2. Don't cast the result of a malloc/calloc/realloc.
3. Don't increment p as you go along, you lose the starting address of the memory you allocated and free(p) will take a big ugly dump all over everything. Try using buf as the result of malloc/realloc and using an integer to index into buf (you can't just increment p since realloc doesn't guarantee the memory starts at the same location).
4. Don't use the same pointer for realloc, since it may return NULL, then you lose your originally allocated memory too.
5. Calling realloc, increasing 1 byte at a time is very inefficient. Either keep track of the size of what you've allocated, and when you reach the end, allocate a big chunk more, like:
Code:
if (num_of_chars_read == size_allocated) {
temp = realloc(p, size_allocated + 1000;
if (!temp) {
printf("ERROR: ran out of memory on the heap!\n");
return 1;
}
p = temp;
size_allocated += 1000;
}
6. You keep setting p to the start of the reallocated memory, which means as you write into p, you're only writing the first character each time.

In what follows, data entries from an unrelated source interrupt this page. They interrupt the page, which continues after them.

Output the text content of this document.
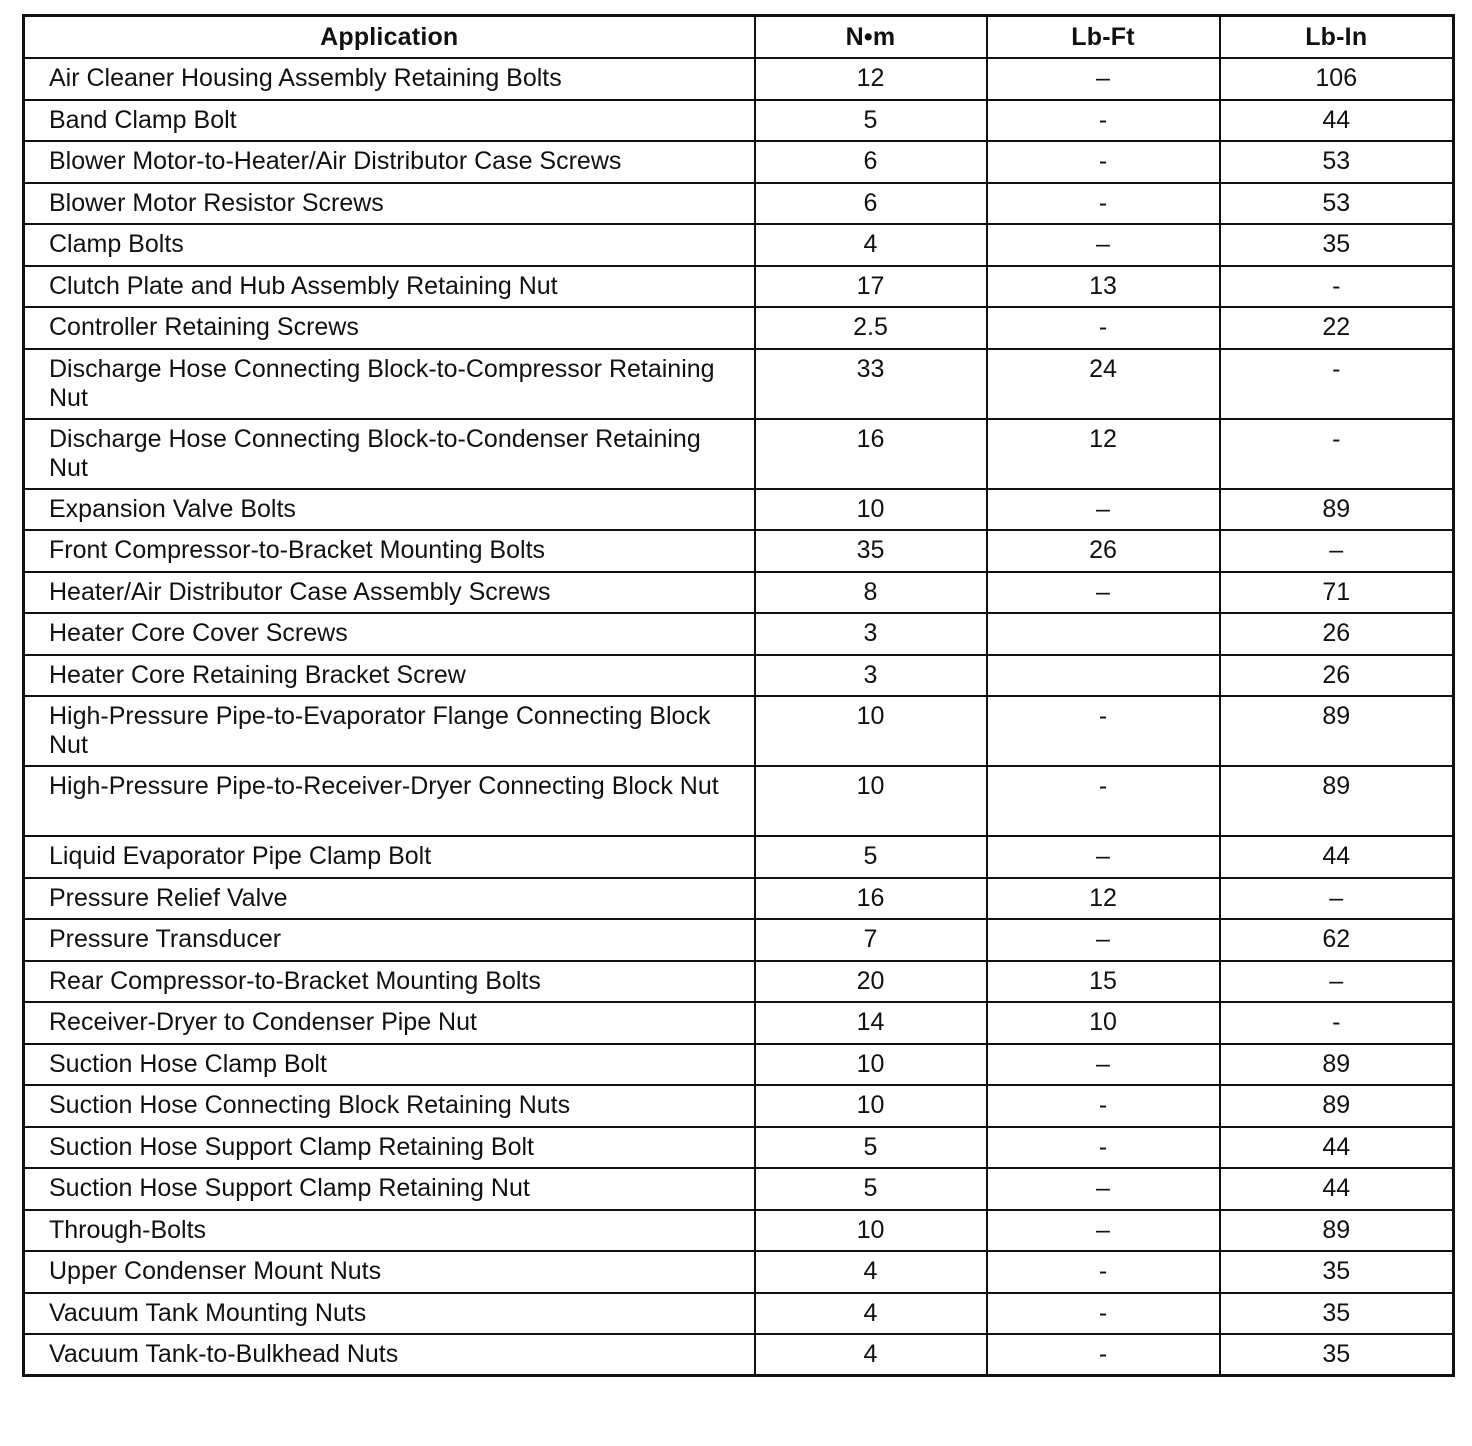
Application	N•m	Lb-Ft	Lb-In
Air Cleaner Housing Assembly Retaining Bolts	12	–	106
Band Clamp Bolt	5	-	44
Blower Motor-to-Heater/Air Distributor Case Screws	6	-	53
Blower Motor Resistor Screws	6	-	53
Clamp Bolts	4	–	35
Clutch Plate and Hub Assembly Retaining Nut	17	13	-
Controller Retaining Screws	2.5	-	22
Discharge Hose Connecting Block-to-Compressor Retaining Nut	33	24	-
Discharge Hose Connecting Block-to-Condenser Retaining Nut	16	12	-
Expansion Valve Bolts	10	–	89
Front Compressor-to-Bracket Mounting Bolts	35	26	–
Heater/Air Distributor Case Assembly Screws	8	–	71
Heater Core Cover Screws	3		26
Heater Core Retaining Bracket Screw	3		26
High-Pressure Pipe-to-Evaporator Flange Connecting Block Nut	10	-	89
High-Pressure Pipe-to-Receiver-Dryer Connecting Block Nut	10	-	89
Liquid Evaporator Pipe Clamp Bolt	5	–	44
Pressure Relief Valve	16	12	–
Pressure Transducer	7	–	62
Rear Compressor-to-Bracket Mounting Bolts	20	15	–
Receiver-Dryer to Condenser Pipe Nut	14	10	-
Suction Hose Clamp Bolt	10	–	89
Suction Hose Connecting Block Retaining Nuts	10	-	89
Suction Hose Support Clamp Retaining Bolt	5	-	44
Suction Hose Support Clamp Retaining Nut	5	–	44
Through-Bolts	10	–	89
Upper Condenser Mount Nuts	4	-	35
Vacuum Tank Mounting Nuts	4	-	35
Vacuum Tank-to-Bulkhead Nuts	4	-	35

7. You're forcing your buffer to start with 'y'. I don't think that's necessary or a good idea. Try a do-while loop.
8. You never increment count when you printf(..., p+count), you're always printing *(p+0) or just *p.
That's all I have time for right now. Again, I'm not totally clear on your problem description, and if you aren't either, we're both going to have serious problems with this program.